Director Tom Walls’s 1930 comedy Plunder is a smashing, fast-moving, high-spirited Ben Travers farce about upper-crust chums Freddie Malone and Darcy Tuck (Tom Walls and Ralph Lynn) who go gem stealing for honourable reasons when socialite Joan Hewlett (Winifred Shotter) is tricked over the inherited jewels by her swindling housekeeper, with farcical results.
Despite the basic filming and cost-cutting production, it is still an essential souvenir of the joyous 1920s originating London stage cast. It is easy and delightful to sit back and enjoy their wonderful playing together, unimpaired by the passing years, and appreciate Travers’s brilliant skills with clever plotting and witty lines.
Plunder is vintage British comedy at its most ingenious and delightful. Its 1990s London stage revival showed how the show has hardly aged at all, its wit and joie de vivre still 100 per cent intact.
Also in the cast are Robertson Hare as Oswald Veal, Doreen Bendix as Prudence Malone, Gordon James [Sydney Lynn] as Simon Veal, Ethel Coleridge as Mrs Orlock, Hubert Waring as Inspector Sibley, and Mary Brough as Mrs Hewlett.
It is made by British & Dominions Film Corporation at British and Dominion’s Elstree Studios.
Plunder is directed by Tom Walls, runs 98 minutes, is made by Herbert Wilcox Productions and British & Dominions Film Corporation, is distributed by Woolf and Freedman, is written by W P Lipscomb, shot in black and white by Freddie Young, produced by Herbert Wilcox, scored by Leo Kahn and designed by Lawrence P Williams.
It premiered in
September 7, 1931.It was remade for TV in 1957 as BBC Sunday-Night Theatre with Peter Gray and Brian Rix as Freddie Malone and Darcy Tuck, and again in 1970 with Arthur Lowe and Richard Briers as Freddie Malone and Darcy Tuck.
Plunder was first staged at the Aldwych Theatre, London, as the fifth in the series of 12 Aldwych farces presented by the actor-manager Tom Walls at the theatre between 1923 and 1933. The play opened on 26 June 1928 and ran for 344 performances.
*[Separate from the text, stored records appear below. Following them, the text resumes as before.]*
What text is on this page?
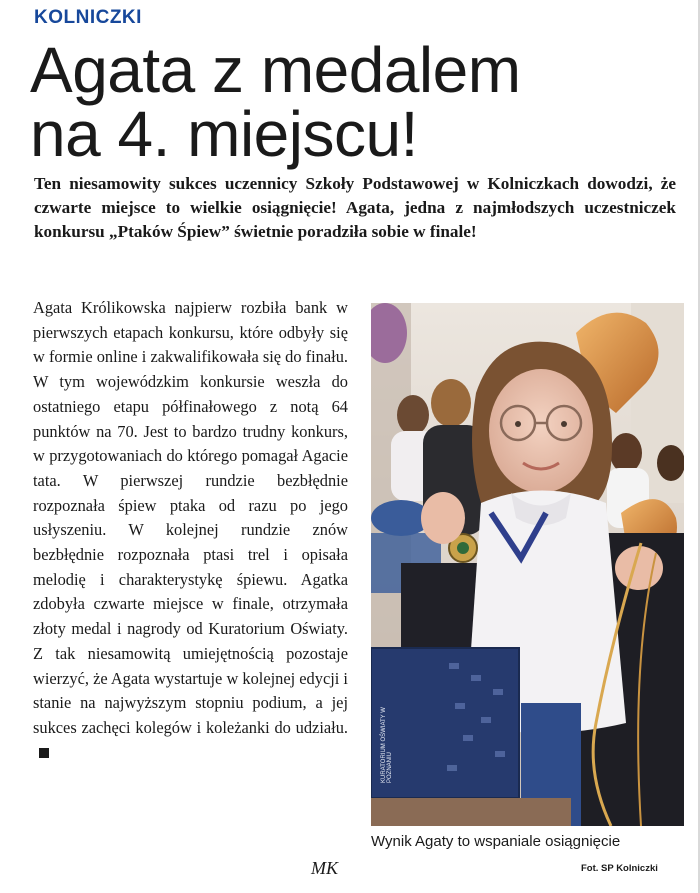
KOLNICZKI
Agata z medalem
na 4. miejscu!

Ten niesamowity sukces uczennicy Szkoły Podstawowej w Kolniczkach dowodzi, że czwarte miejsce to wielkie osiągnięcie! Agata, jedna z najmłodszych uczestniczek konkursu „Ptaków Śpiew” świetnie poradziła sobie w finale!

Agata Królikowska najpierw rozbiła bank w pierwszych etapach konkursu, które odbyły się w formie online i zakwalifikowała się do finału. W tym wojewódzkim konkursie weszła do ostatniego etapu półfinałowego z notą 64 punktów na 70. Jest to bardzo trudny konkurs, w przygotowaniach do którego pomagał Agacie tata. W pierwszej rundzie bezbłędnie rozpoznała śpiew ptaka od razu po jego usłyszeniu. W kolejnej rundzie znów bezbłędnie rozpoznała ptasi trel i opisała melodię i charakterystykę śpiewu. Agatka zdobyła czwarte miejsce w finale, otrzymała złoty medal i nagrody od Kuratorium Oświaty. Z tak niesamowitą umiejętnością pozostaje wierzyć, że Agata wystartuje w kolejnej edycji i stanie na najwyższym stopniu podium, a jej sukces zachęci kolegów i koleżanki do udziału.

MK
KURATORIUM OŚWIATY W POZNANIU

Wynik Agaty to wspaniale osiągnięcie

Fot. SP Kolniczki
Most of the leading members of the stage cast reprised their roles in the film. Walls, Lynn, Hare, Brough, Shotter and James reprised their old stage roles.
It is the second in a series of film adaptations of Ben Travers Aldwych farces, and was a major hit, boosting Tom Walls as a star of British cinema.
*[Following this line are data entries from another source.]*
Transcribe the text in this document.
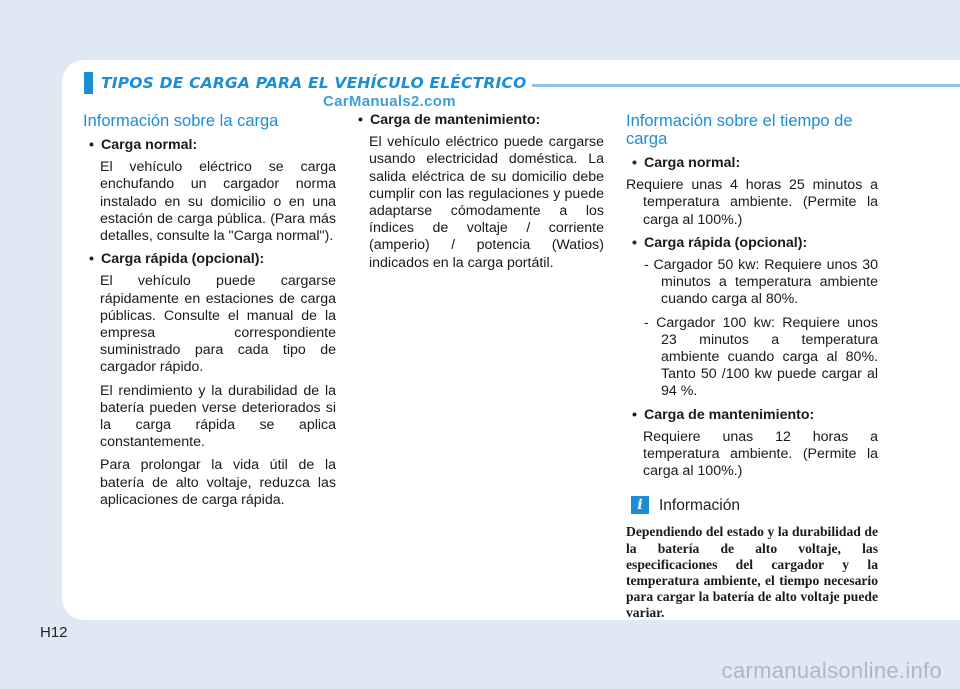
TIPOS DE CARGA PARA EL VEHÍCULO ELÉCTRICO
CarManuals2.com
Información sobre la carga
• Carga normal:

El vehículo eléctrico se carga enchufando un cargador norma instalado en su domicilio o en una estación de carga pública. (Para más detalles, consulte la "Carga normal").

• Carga rápida (opcional):

El vehículo puede cargarse rápidamente en estaciones de carga públicas. Consulte el manual de la empresa correspondiente suministrado para cada tipo de cargador rápido.

El rendimiento y la durabilidad de la batería pueden verse deteriorados si la carga rápida se aplica constantemente.

Para prolongar la vida útil de la batería de alto voltaje, reduzca las aplicaciones de carga rápida.

• Carga de mantenimiento:

El vehículo eléctrico puede cargarse usando electricidad doméstica. La salida eléctrica de su domicilio debe cumplir con las regulaciones y puede adaptarse cómodamente a los índices de voltaje / corriente (amperio) / potencia (Watios) indicados en la carga portátil.

Información sobre el tiempo de carga
• Carga normal:

Requiere unas 4 horas 25 minutos a temperatura ambiente. (Permite la carga al 100%.)

• Carga rápida (opcional):

- Cargador 50 kw: Requiere unos 30 minutos a temperatura ambiente cuando carga al 80%.

- Cargador 100 kw: Requiere unos 23 minutos a temperatura ambiente cuando carga al 80%. Tanto 50 /100 kw puede cargar al 94 %.

• Carga de mantenimiento:

Requiere unas 12 horas a temperatura ambiente. (Permite la carga al 100%.)

i	Información

Dependiendo del estado y la durabilidad de la batería de alto voltaje, las especificaciones del cargador y la temperatura ambiente, el tiempo necesario para cargar la batería de alto voltaje puede variar.

H12
carmanualsonline.info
In 1996 Kevin McNally and Griff Rhys Jones starred in a production of the play at the Savoy Theatre, directed by Peter James.
Tom Walls’s films as director: Tons of Money (1930), Rookery Nook (1930), On Approval (1930), Plunder (1931), A Night Like This (1932), Thark (1932), A Cuckoo in the Nest (1933), Turkey Time (1933), A Cup of Kindness (1934), Lady in Danger (1934), and Dirty Work (1934).